No opinion of the Washington Appellate or Supreme Court recognizing offensive use of collateral estoppel has been cited to, or independently discovered by, this court. However, based upon the previously quoted language from Henderson, this court is of the opinion that the Washington Supreme Court would recognize offensive use of the doctrine of collateral estoppel in an appropriate case. State courts (e. g. Nevarov v. Caldwell, 161 Cal.App. 2d 762, 327 P.2d 111 (1958)) and federal courts applying state law (e. g. Mackris v. Murray, 397 F.2d 74 (6 Cir. 1968), applying Michigan law) which have refused to apply the collateral estoppel doctrine affirmatively have generally done so in single accident personal injury cases involving separate suits by multiple plaintiffs, upon the rationale that it would be unjust to allow subsequent plaintiffs to rely on the establishment of liability against defendant by a different plaintiff. However, offensive use of the doctrine was allowed by Judge Hall in just such a case, United States v. United Air Lines, Inc., 216 F.Supp. 709 (D.Nev. 1962), aff’d sub nom., United Airlines, Inc. v. Wiener, 335 F.2d 379 (9th Cir.), cert. dismissed, 379 U.S. 951, 85 S.Ct. 452, 13 L.Ed.2d 549 (1964), which case also lacked mutuality of parties. That case involved an airline crash, and the court found that all plaintiffs were so similarly situated that the liability of defendants was the same as to all plaintiffs. The 9th Circuit Court of Appeals specifically adopted the District Court’s treatment of the issue of mutuality, and by affirmance of that part of the trial court’s opinion inferentially approved the offensive use of collateral estoppel (335 F.2d at 404). In Zdanok v. Glidden Co., 327 F.2d 944, 955 (2nd Cir. 1964), a contract rather than negligence case, Judge Friendly’s opinion applied the collateral estoppel doctrine offensively, treating the offensive-defensive distinction as a rule of thumb rather than a settled principle of law.

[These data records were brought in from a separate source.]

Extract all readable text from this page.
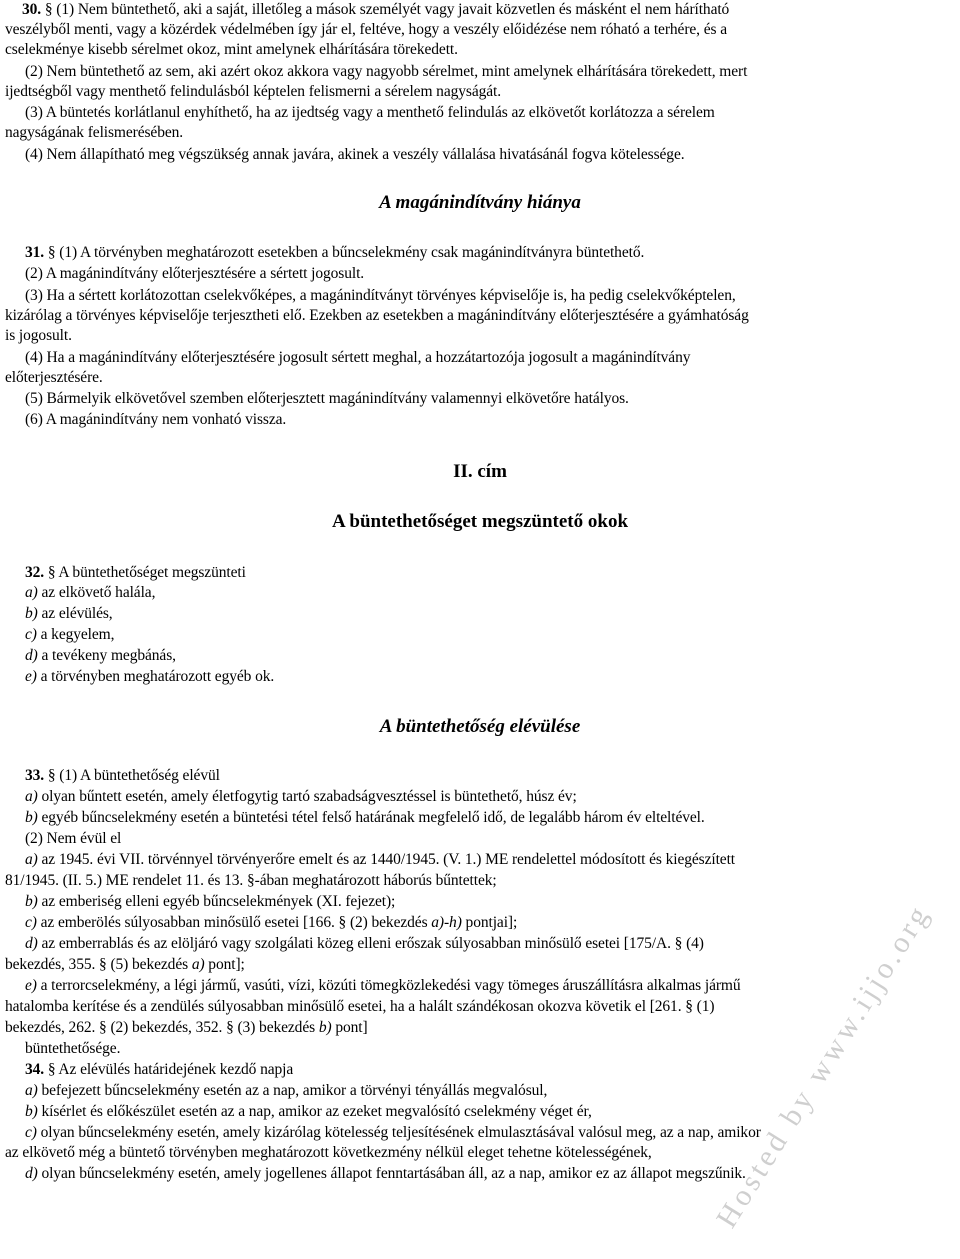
30. § (1) Nem büntethető, aki a saját, illetőleg a mások személyét vagy javait közvetlen és másként el nem hárítható
veszélyből menti, vagy a közérdek védelmében így jár el, feltéve, hogy a veszély előidézése nem róható a terhére, és a
cselekménye kisebb sérelmet okoz, mint amelynek elhárítására törekedett.
(2) Nem büntethető az sem, aki azért okoz akkora vagy nagyobb sérelmet, mint amelynek elhárítására törekedett, mert
ijedtségből vagy menthető felindulásból képtelen felismerni a sérelem nagyságát.
(3) A büntetés korlátlanul enyhíthető, ha az ijedtség vagy a menthető felindulás az elkövetőt korlátozza a sérelem
nagyságának felismerésében.
(4) Nem állapítható meg végszükség annak javára, akinek a veszély vállalása hivatásánál fogva kötelessége.
A magánindítvány hiánya
31. § (1) A törvényben meghatározott esetekben a bűncselekmény csak magánindítványra büntethető.
(2) A magánindítvány előterjesztésére a sértett jogosult.
(3) Ha a sértett korlátozottan cselekvőképes, a magánindítványt törvényes képviselője is, ha pedig cselekvőképtelen,
kizárólag a törvényes képviselője terjesztheti elő. Ezekben az esetekben a magánindítvány előterjesztésére a gyámhatóság
is jogosult.
(4) Ha a magánindítvány előterjesztésére jogosult sértett meghal, a hozzátartozója jogosult a magánindítvány
előterjesztésére.
(5) Bármelyik elkövetővel szemben előterjesztett magánindítvány valamennyi elkövetőre hatályos.
(6) A magánindítvány nem vonható vissza.
II. cím
A büntethetőséget megszüntető okok
32. § A büntethetőséget megszünteti
a) az elkövető halála,
b) az elévülés,
c) a kegyelem,
d) a tevékeny megbánás,
e) a törvényben meghatározott egyéb ok.
A büntethetőség elévülése
33. § (1) A büntethetőség elévül
a) olyan bűntett esetén, amely életfogytig tartó szabadságvesztéssel is büntethető, húsz év;
b) egyéb bűncselekmény esetén a büntetési tétel felső határának megfelelő idő, de legalább három év elteltével.
(2) Nem évül el
a) az 1945. évi VII. törvénnyel törvényerőre emelt és az 1440/1945. (V. 1.) ME rendelettel módosított és kiegészített
81/1945. (II. 5.) ME rendelet 11. és 13. §-ában meghatározott háborús bűntettek;
b) az emberiség elleni egyéb bűncselekmények (XI. fejezet);
c) az emberölés súlyosabban minősülő esetei [166. § (2) bekezdés a)-h) pontjai];
d) az emberrablás és az elöljáró vagy szolgálati közeg elleni erőszak súlyosabban minősülő esetei [175/A. § (4)
bekezdés, 355. § (5) bekezdés a) pont];
e) a terrorcselekmény, a légi jármű, vasúti, vízi, közúti tömegközlekedési vagy tömeges áruszállításra alkalmas jármű
hatalomba kerítése és a zendülés súlyosabban minősülő esetei, ha a halált szándékosan okozva követik el [261. § (1)
bekezdés, 262. § (2) bekezdés, 352. § (3) bekezdés b) pont]
büntethetősége.
34. § Az elévülés határidejének kezdő napja
a) befejezett bűncselekmény esetén az a nap, amikor a törvényi tényállás megvalósul,
b) kísérlet és előkészület esetén az a nap, amikor az ezeket megvalósító cselekmény véget ér,
c) olyan bűncselekmény esetén, amely kizárólag kötelesség teljesítésének elmulasztásával valósul meg, az a nap, amikor
az elkövető még a büntető törvényben meghatározott következmény nélkül eleget tehetne kötelességének,
d) olyan bűncselekmény esetén, amely jogellenes állapot fenntartásában áll, az a nap, amikor ez az állapot megszűnik.
Hosted by www.ijjo.org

Upon the record in this case, this court is convinced that lack of mutuality of parties and attempted offensive use of the doctrine should not prevent application of collateral estoppel against these defendants on plaintiff’s motion for partial summary judgment. To the extent set forth below the issues decided in the prior adjudication were identical with those presented in this case. There was a final judgment in the previous case on the merits. The parties against whom the plea is asserted in this action were parties in the prior adjudication. Application of the doctrine in this case will not work an injustice on the parties against whom the doctrine is to be applied.

Therefore, this court finds and holds that plaintiff’s motion for summary judgment is granted to the extent of the following Findings of Fact (F.F.) and Conclusions of Law (C.L.)

F.F.-V. “At all times up to the end of Unique’s [Unique Zipper Distributing Co., Inc.] fiscal year ending January 31, 1967, Unique experienced large annual operating losses.